В декабре 1923 года внезапно заболевает двадцатилетний Реймон Радиге. В тяжелом бреду и ознобе лежит он в гостинице «Фойо» на рю де Турнон. Обожавший его Жан Кокто в ужасе; его личный врач пытается отпоить больного грогом, но все напрасно. Тогда он обращается за помощью к Коко – нельзя ли пригласить к больному профессора Далимье? Медицинское светило тут же спешит к больному и выносит приговор: тиф в последней стадии. Увы, помочь нельзя было ничем, и на рассвете 12 декабря, в полном одиночестве, больной умер. Жан в прострации – он не хочет видеть своего друга мертвым и, вернувшись в квартирку своей матери, захлебывается от рыданий на маленькой медной кровати… Он также будет не в состоянии прийти на похороны, как это сделали Пикассо, Мися, Габриель и чернокожие музыканты из «Быка на крыше», которым так часто приходилось видеть этого «маленького человечка», как они его называли…
Коко долго упрекала Жана Кокто за то, что тот не пришел проводить друга в последний путь.
Строгая к себе самой и наделенная железной волей, она была не способна понять малейшей слабости в другом. В церкви Сент-Оноре-д'Эйло гроб с телом автора «Дьявола во плоти» поместили в поперечный неф; он был весь обит белой тканью, поскольку покойный не успел достигнуть совершеннолетия, и на крышку был возложен букет алых роз; также белыми цветами был целиком убран катафалк, белыми были чепраки коней и колесница, которая везла гроб до кладбища Пер-Лашез.
Все огромные расходы по волнительной скорбной церемонии взяла на себя Габриель – возможно, напрасно она это не афишировала, потому что слова благодарности достались ее польской подруге…

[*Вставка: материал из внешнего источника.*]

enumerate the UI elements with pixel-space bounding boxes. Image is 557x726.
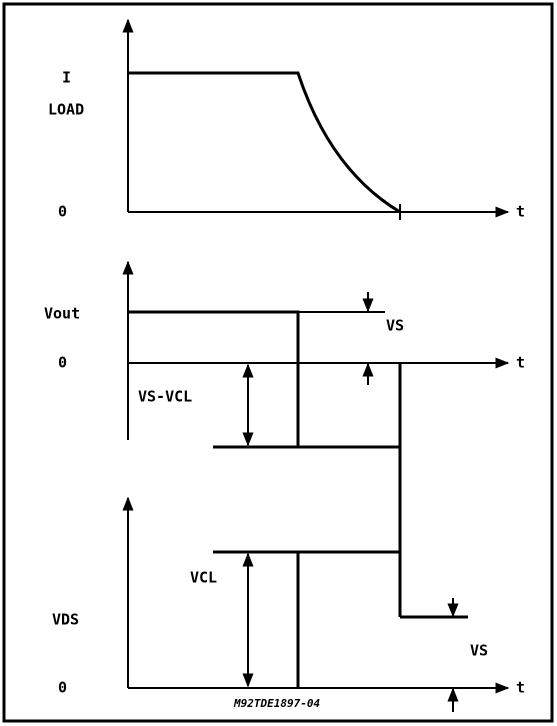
label: VS <box>386 317 404 335</box>
vds-plot: VCL VDS 0 t VS <box>52 496 525 712</box>
label: t <box>516 679 525 697</box>
label: VS-VCL <box>138 388 192 406</box>
label: I <box>62 69 71 87</box>
label: t <box>516 203 525 221</box>
label: t <box>516 354 525 372</box>
label: LOAD <box>48 101 84 119</box>
label: Vout <box>44 305 80 323</box>
load-plot: I LOAD 0 t <box>48 18 525 221</box>
label: 0 <box>58 354 67 372</box>
caption: M92TDE1897-04 <box>233 697 320 710</box>
label: VCL <box>190 569 217 587</box>
vout-plot: Vout 0 t VS VS-VCL <box>44 260 525 617</box>
label: VDS <box>52 611 79 629</box>
label: 0 <box>58 679 67 697</box>
label: VS <box>470 642 488 660</box>
label: 0 <box>58 203 67 221</box>
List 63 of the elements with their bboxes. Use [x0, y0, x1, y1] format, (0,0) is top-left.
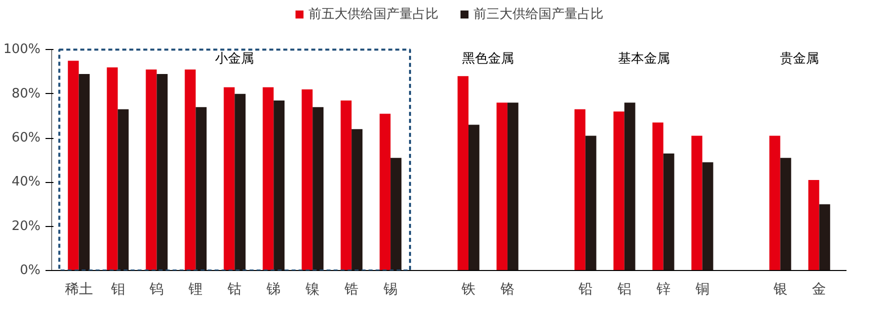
x-tick-label: 铁: [460, 282, 476, 298]
bar: [663, 153, 674, 270]
bar: [312, 107, 324, 270]
bar: [458, 76, 468, 270]
y-tick-label: 100%: [3, 42, 41, 58]
x-tick-label: 钨: [148, 282, 164, 298]
bar: [507, 102, 518, 270]
annotation: 小金属: [215, 52, 254, 67]
bar: [262, 87, 274, 270]
x-tick-label: 钼: [110, 282, 125, 298]
bar: [156, 74, 168, 270]
bar: [106, 67, 118, 270]
bar: [585, 136, 596, 270]
bar: [652, 122, 664, 270]
bar: [340, 100, 352, 270]
x-tick-label: 镍: [304, 282, 320, 298]
y-tick-label: 60%: [12, 130, 41, 146]
annotation: 黑色金属: [462, 52, 514, 67]
bar: [118, 109, 129, 270]
y-tick-label: 40%: [12, 174, 41, 190]
x-tick-label: 锑: [266, 282, 281, 298]
bar: [146, 70, 157, 270]
bar: [390, 158, 402, 270]
bar: [769, 136, 780, 270]
bar: [234, 94, 246, 270]
x-tick-label: 铅: [577, 282, 592, 298]
bar: [352, 129, 362, 270]
x-tick-label: 锌: [655, 282, 670, 298]
y-tick-label: 80%: [12, 86, 41, 102]
x-tick-label: 铝: [616, 282, 632, 298]
legend-label: 前五大供给国产量占比: [308, 6, 438, 23]
x-tick-label: 钴: [226, 282, 242, 298]
bar: [68, 60, 79, 270]
bar: [574, 109, 586, 270]
x-tick-label: 金: [812, 282, 826, 298]
bar: [808, 180, 820, 270]
bar: [780, 158, 792, 270]
x-tick-label: 锆: [344, 282, 359, 298]
x-tick-label: 银: [772, 282, 788, 298]
bar: [78, 74, 90, 270]
y-tick-label: 20%: [12, 218, 41, 234]
x-tick-label: 锂: [188, 282, 203, 298]
annotation: 贵金属: [780, 52, 820, 67]
legend-label: 前三大供给国产量占比: [474, 6, 604, 23]
bar: [691, 136, 702, 270]
bar: [468, 124, 480, 270]
bar: [184, 70, 196, 270]
bar: [819, 204, 830, 270]
y-tick-label: 0%: [20, 263, 40, 278]
bar: [624, 102, 636, 270]
x-tick-label: 铜: [694, 282, 710, 298]
bar: [496, 102, 508, 270]
bar: [224, 87, 235, 270]
x-tick-label: 铬: [499, 282, 514, 298]
bar: [702, 162, 714, 270]
bar: [380, 114, 391, 270]
x-tick-label: 锡: [382, 282, 398, 298]
annotation: 基本金属: [618, 52, 670, 67]
bar: [196, 107, 207, 270]
bar: [302, 89, 313, 270]
bar: [274, 100, 285, 270]
bar: [613, 112, 624, 270]
x-tick-label: 稀土: [64, 282, 93, 298]
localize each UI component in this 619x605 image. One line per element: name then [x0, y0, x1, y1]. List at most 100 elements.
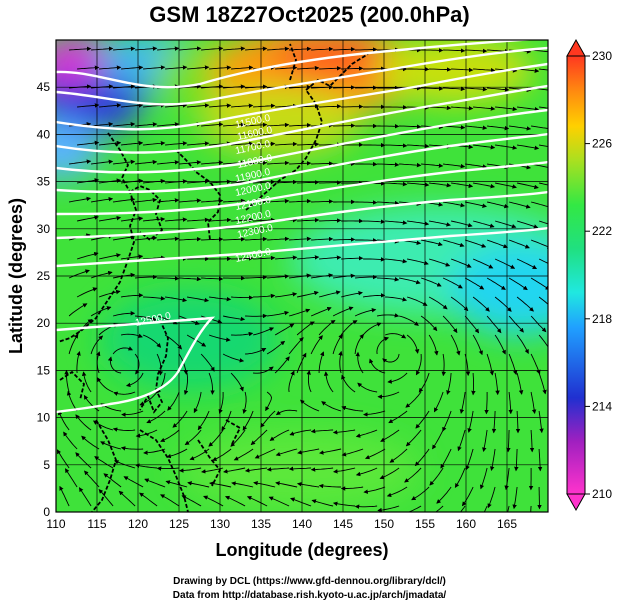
streamline-56	[333, 85, 356, 90]
streamline-483	[537, 448, 543, 472]
streamline-530	[98, 488, 114, 507]
streamline-374	[76, 350, 81, 374]
streamline-470	[233, 448, 254, 461]
streamline-4	[157, 46, 180, 51]
streamline-471	[254, 448, 276, 459]
streamline-186	[289, 198, 312, 204]
streamline-245	[143, 255, 166, 261]
streamline-70	[165, 103, 188, 108]
streamline-525	[487, 486, 496, 509]
streamline-438	[515, 410, 521, 434]
streamline-516	[275, 481, 298, 488]
streamline-26	[165, 65, 188, 70]
streamline-176	[69, 196, 92, 203]
streamline-532	[139, 492, 158, 507]
x-tick-145: 145	[333, 517, 353, 531]
chart-title: GSM 18Z27Oct2025 (200.0hPa)	[149, 2, 470, 27]
streamline-458	[457, 429, 466, 452]
streamline-380	[208, 372, 215, 395]
streamline-513	[209, 481, 232, 488]
streamline-401	[167, 391, 180, 411]
streamline-466	[143, 448, 166, 455]
streamline-140	[245, 160, 268, 166]
streamline-454	[355, 429, 378, 438]
x-tick-165: 165	[497, 517, 517, 531]
streamline-375	[96, 351, 101, 374]
streamline-506	[65, 468, 78, 488]
streamline-359	[222, 353, 245, 363]
streamline-77	[319, 104, 342, 109]
streamline-18	[465, 48, 488, 54]
streamline-274	[289, 273, 312, 279]
streamline-424	[197, 410, 210, 431]
streamline-275	[311, 273, 334, 279]
streamline-8	[245, 46, 268, 51]
streamline-428	[275, 409, 298, 416]
streamline-240	[508, 239, 530, 249]
streamline-340	[296, 321, 315, 336]
streamline-333	[142, 334, 162, 348]
streamline-278	[377, 277, 400, 282]
streamline-370	[464, 353, 471, 377]
streamline-196	[508, 201, 531, 209]
streamline-260	[472, 258, 494, 269]
streamline-419	[83, 394, 100, 412]
streamline-198	[77, 215, 99, 222]
streamline-408	[323, 371, 334, 393]
streamline-455	[380, 429, 400, 442]
streamline-182	[201, 198, 224, 204]
streamline-406	[288, 370, 295, 393]
streamline-109	[531, 125, 548, 130]
streamline-543	[377, 505, 400, 512]
streamline-442	[92, 420, 114, 431]
streamline-348	[472, 334, 483, 356]
streamline-162	[253, 179, 276, 185]
streamline-475	[341, 448, 364, 457]
streamline-251	[275, 255, 298, 260]
streamline-531	[118, 490, 136, 507]
streamline-44	[69, 84, 92, 89]
streamline-451	[289, 429, 312, 436]
streamline-502	[454, 467, 466, 488]
streamline-443	[112, 427, 136, 432]
streamline-173	[495, 182, 517, 189]
streamline-158	[165, 179, 188, 184]
streamline-171	[451, 182, 474, 189]
streamline-224	[157, 236, 180, 242]
streamline-132	[69, 159, 92, 165]
streamline-233	[355, 238, 378, 243]
streamline-496	[310, 467, 334, 472]
streamline-255	[363, 257, 386, 262]
streamline-120	[297, 142, 320, 147]
streamline-487	[114, 460, 136, 469]
streamline-452	[310, 428, 334, 434]
colorbar-tick-214: 214	[592, 399, 612, 413]
streamline-337	[231, 331, 254, 337]
streamline-136	[157, 160, 180, 165]
streamline-147	[399, 162, 422, 168]
streamline-365	[354, 333, 364, 355]
streamline-477	[389, 448, 408, 463]
streamline-425	[221, 410, 232, 432]
streamline-336	[208, 334, 231, 342]
streamline-326	[464, 315, 480, 334]
streamline-268	[157, 276, 180, 281]
streamline-87	[539, 106, 548, 109]
streamline-258	[428, 258, 451, 267]
streamline-276	[333, 273, 356, 279]
streamline-279	[399, 277, 421, 285]
streamline-43	[539, 68, 548, 71]
streamline-292	[209, 296, 232, 302]
streamline-195	[487, 201, 509, 209]
streamline-360	[245, 348, 267, 355]
streamline-508	[103, 473, 122, 488]
streamline-129	[495, 144, 518, 150]
streamline-351	[538, 334, 548, 354]
streamline-323	[398, 315, 419, 326]
streamline-222	[113, 235, 136, 241]
streamline-68	[121, 103, 144, 108]
streamline-34	[341, 66, 364, 71]
streamline-200	[121, 216, 144, 222]
streamline-539	[290, 497, 312, 507]
streamline-250	[253, 255, 276, 261]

Но Кокто прекрасно знал, кто в действительности явил такую щедрость. Храня верность в дружбе, он часто вспоминал о том. Так, например, когда в 1934 году в Театре комедии на Шанз-Элизе решили поставить «Адскую машину», Луи Жуве упрямо настаивал на том, чтобы заказ на костюмы и бижутерию был отдан мадам Ланвен, с которой он активно сотрудничал. Он даже убедил ее начать работы. Но Кокто на этот раз не дал ни малейшей слабины и настоял на том, чтобы заказ достался Коко Шанель:
– Вы как это себе представляете! – сказал он постановщику. – Коко Шанель снабжает меня роскошными материалами и бижутерией на многие тысячи франков, а я ей: «Больше в ваших услугах не нуждаюсь»? Этого вы, что ли, от меня хотите?
Но понадобились длительные переговоры с Жуве, чей характер был отнюдь не подарок, чтобы костюмы и бижутерия были поручены именно Шанель. Эскизы для них были созданы Кристианом Бернаром.

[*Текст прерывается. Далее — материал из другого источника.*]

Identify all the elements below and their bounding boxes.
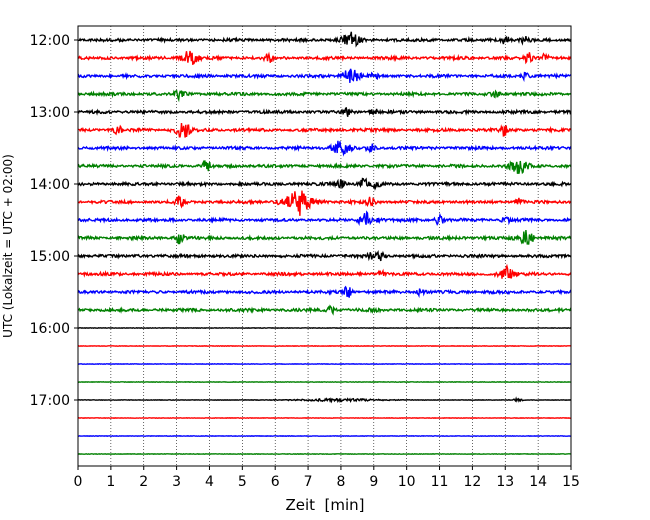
- trace-1330: [77, 140, 572, 157]
- trace-1530: [77, 285, 572, 299]
- trace-1430: [77, 210, 571, 227]
- trace-1315: [77, 123, 572, 138]
- grid-layer: [110, 26, 539, 466]
- y-tick-label: 15:00: [30, 249, 70, 265]
- x-tick-label: 4: [205, 474, 214, 490]
- trace-1215: [77, 50, 572, 65]
- x-tick-label: 2: [139, 474, 148, 490]
- x-tick-label: 5: [238, 474, 247, 490]
- trace-1515: [77, 263, 572, 279]
- trace-1200: [77, 31, 572, 48]
- x-tick-label: 12: [463, 474, 481, 490]
- trace-1445: [77, 230, 572, 245]
- y-tick-label: 12:00: [30, 33, 70, 49]
- y-axis-label: UTC (Lokalzeit = UTC + 02:00): [1, 154, 15, 338]
- y-tick-label: 14:00: [30, 177, 70, 193]
- x-tick-label: 14: [529, 474, 547, 490]
- trace-1300: [77, 106, 572, 117]
- y-tick-label: 13:00: [30, 105, 70, 121]
- trace-1500: [77, 249, 572, 262]
- x-tick-label: 9: [369, 474, 378, 490]
- y-tick-label: 17:00: [30, 393, 70, 409]
- x-tick-label: 15: [562, 474, 580, 490]
- trace-1230: [77, 68, 572, 83]
- x-tick-label: 0: [74, 474, 83, 490]
- x-axis-label: Zeit [min]: [285, 496, 364, 514]
- trace-1545: [77, 304, 572, 316]
- x-tick-label: 7: [304, 474, 313, 490]
- y-tick-label: 16:00: [30, 321, 70, 337]
- x-tick-label: 3: [172, 474, 181, 490]
- trace-1700: [77, 396, 572, 404]
- trace-1415: [77, 190, 572, 216]
- x-tick-label: 13: [496, 474, 514, 490]
- tick-layer: 0 1 2 3 4 5 6 7 8 9 10 11 12 13 14 1512:0013:0014:0015:…: [30, 33, 580, 490]
- plot-frame: [77, 25, 572, 467]
- x-tick-label: 6: [271, 474, 280, 490]
- x-tick-label: 10: [398, 474, 416, 490]
- trace-1400: [77, 177, 572, 191]
- trace-layer: [77, 31, 572, 456]
- x-tick-label: 11: [431, 474, 449, 490]
- x-tick-label: 8: [336, 474, 345, 490]
- x-tick-label: 1: [106, 474, 115, 490]
- trace-1345: [77, 159, 572, 175]
- trace-1245: [77, 89, 572, 103]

И не кому иному, как чувствительному, интуитивному Кокто, прекрасно знавшему Габриель, суждено было оставить один из самых точных ее портретов. Коко, по его словам, «со своими вспышками гнева, приступами злости, баснословными драгоценностями, своими творениями и своими причудами, своими крайностями и своими любезностями, как и своим юмором и своими щедротами, слагается в уникальную личность – привлекательную, притягивающую – и в то же время пугающую, чрезмерную… но в конце концов человечную!»

7
ГЕРЦОГ ВЕСТМИНСТЕРСКИЙ

Лондон, 13 октября 1924 года. Многочисленные читатели газеты «Стар» и в частности те, кто интересовался частной жизнью английских аристократов, были заинтригованы следующими анонимными строчками:
«Ныне много говорят о будущем одного герцога, не менее важного, чем иные особы, заполняющие хронику хитросплетением своих супружеских дел. Весьма осведомленные лица утверждают, что новой герцогиней будет красивая и блистательная француженка, руководящая большим парижским Домом мод».

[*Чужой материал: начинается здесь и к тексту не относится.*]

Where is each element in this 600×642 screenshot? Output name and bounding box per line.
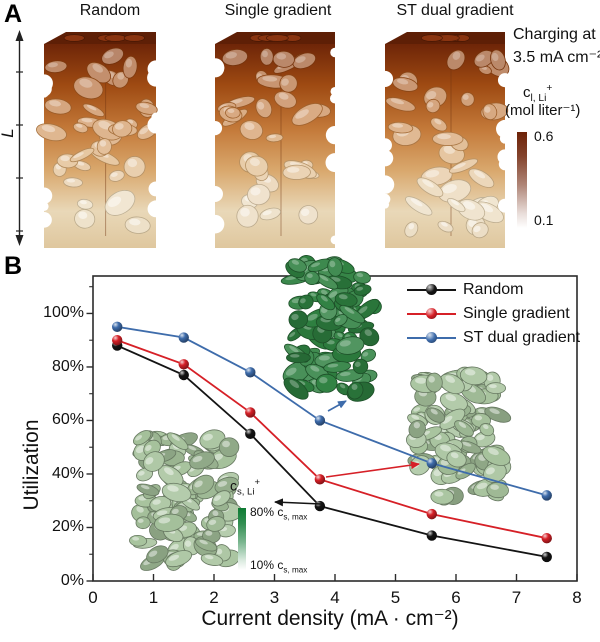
solid-conc-max-label: 80% cs, max bbox=[250, 505, 308, 522]
x-tick-label: 3 bbox=[269, 588, 280, 607]
legend-marker-single-gradient bbox=[426, 308, 437, 320]
x-axis-title: Current density (mA · cm⁻²) bbox=[201, 607, 459, 630]
legend-item-single-gradient: Single gradient bbox=[407, 305, 570, 323]
y-tick-label: 20% bbox=[51, 518, 84, 536]
legend-item-st-dual-gradient: ST dual gradient bbox=[407, 329, 580, 347]
legend-label-random: Random bbox=[463, 281, 524, 298]
charging-annotation-line1: Charging at bbox=[513, 26, 596, 43]
length-arrow bbox=[15, 30, 24, 246]
electrolyte-concentration-colorbar bbox=[517, 132, 527, 228]
particle-inset-top bbox=[280, 255, 382, 402]
particle-inset-right bbox=[406, 366, 512, 506]
electrolyte-conc-symbol: cl, Li+ bbox=[523, 83, 553, 104]
x-tick-label: 8 bbox=[572, 588, 582, 607]
electrolyte-conc-unit: (mol liter⁻¹) bbox=[505, 102, 581, 119]
electrode-structure-renders bbox=[35, 32, 514, 248]
y-tick-label: 80% bbox=[51, 357, 84, 375]
structure-title-single-gradient: Single gradient bbox=[224, 2, 332, 19]
legend-marker-random bbox=[426, 284, 437, 296]
x-tick-label: 2 bbox=[209, 588, 219, 607]
x-tick-label: 6 bbox=[451, 588, 461, 607]
y-tick-label: 60% bbox=[51, 411, 84, 429]
legend-line-single-gradient bbox=[407, 308, 456, 320]
solid-concentration-colorbar bbox=[238, 508, 246, 570]
y-tick-label: 0% bbox=[60, 572, 84, 589]
annotation-arrows bbox=[274, 400, 420, 507]
length-axis-label: L bbox=[0, 33, 18, 233]
x-tick-label: 7 bbox=[511, 588, 522, 607]
x-tick-label: 0 bbox=[88, 588, 98, 607]
x-tick-label: 1 bbox=[148, 588, 159, 607]
panel-a-label: A bbox=[4, 0, 23, 28]
x-tick-label: 4 bbox=[330, 588, 340, 607]
solid-conc-min-label: 10% cs, max bbox=[250, 558, 308, 575]
x-tick-label: 5 bbox=[390, 588, 401, 607]
legend-line-st-dual-gradient bbox=[407, 332, 456, 344]
solid-conc-symbol: cs, Li+ bbox=[230, 477, 261, 498]
particle-inset-left bbox=[129, 429, 243, 571]
colorbar-a-max-label: 0.6 bbox=[534, 128, 554, 144]
structure-title-random: Random bbox=[79, 2, 141, 19]
y-tick-label: 100% bbox=[43, 304, 84, 322]
legend-label-st-dual-gradient: ST dual gradient bbox=[463, 329, 581, 346]
structure-title-st-dual-gradient: ST dual gradient bbox=[396, 2, 514, 19]
y-tick-label: 40% bbox=[51, 464, 84, 482]
legend-line-random bbox=[407, 284, 456, 296]
colorbar-a-min-label: 0.1 bbox=[534, 212, 554, 228]
legend-marker-st-dual-gradient bbox=[426, 332, 437, 344]
legend-item-random: Random bbox=[407, 281, 523, 299]
legend-label-single-gradient: Single gradient bbox=[463, 305, 570, 322]
panel-b-label: B bbox=[4, 252, 23, 280]
charging-annotation-line2: 3.5 mA cm⁻² bbox=[513, 49, 600, 66]
chart-series bbox=[112, 321, 552, 563]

Читателям не требовалось долго ломать голову, кто же такой этот герцог. Всего за несколько дней до того почти во всех газетах можно было прочитать сообщения вроде того, что 29 сентября появилось на страницах «Дейли экспресс»:
«Второй брак герцога Вестминстерского уже порядком опорочен: после коротких каникул, проведенных в Соединенных Штатах, герцогиня Вестминстерская прибыла вчера в Великобританию. Едва сойдя с парохода „Хомерик“ компании „Уайт стар“, она заявила нам: „Я вернулась, но не знаю даже, где буду жить, ибо у меня нет более жилья, нет более друзей, и я не могу вам сказать, что стану делать в будущем… Об одном могу заявить с уверенностью – у меня нет более дома. Моя ситуация не поддается воображению, и, к несчастью, я вынуждена непрестанно думать об этом“.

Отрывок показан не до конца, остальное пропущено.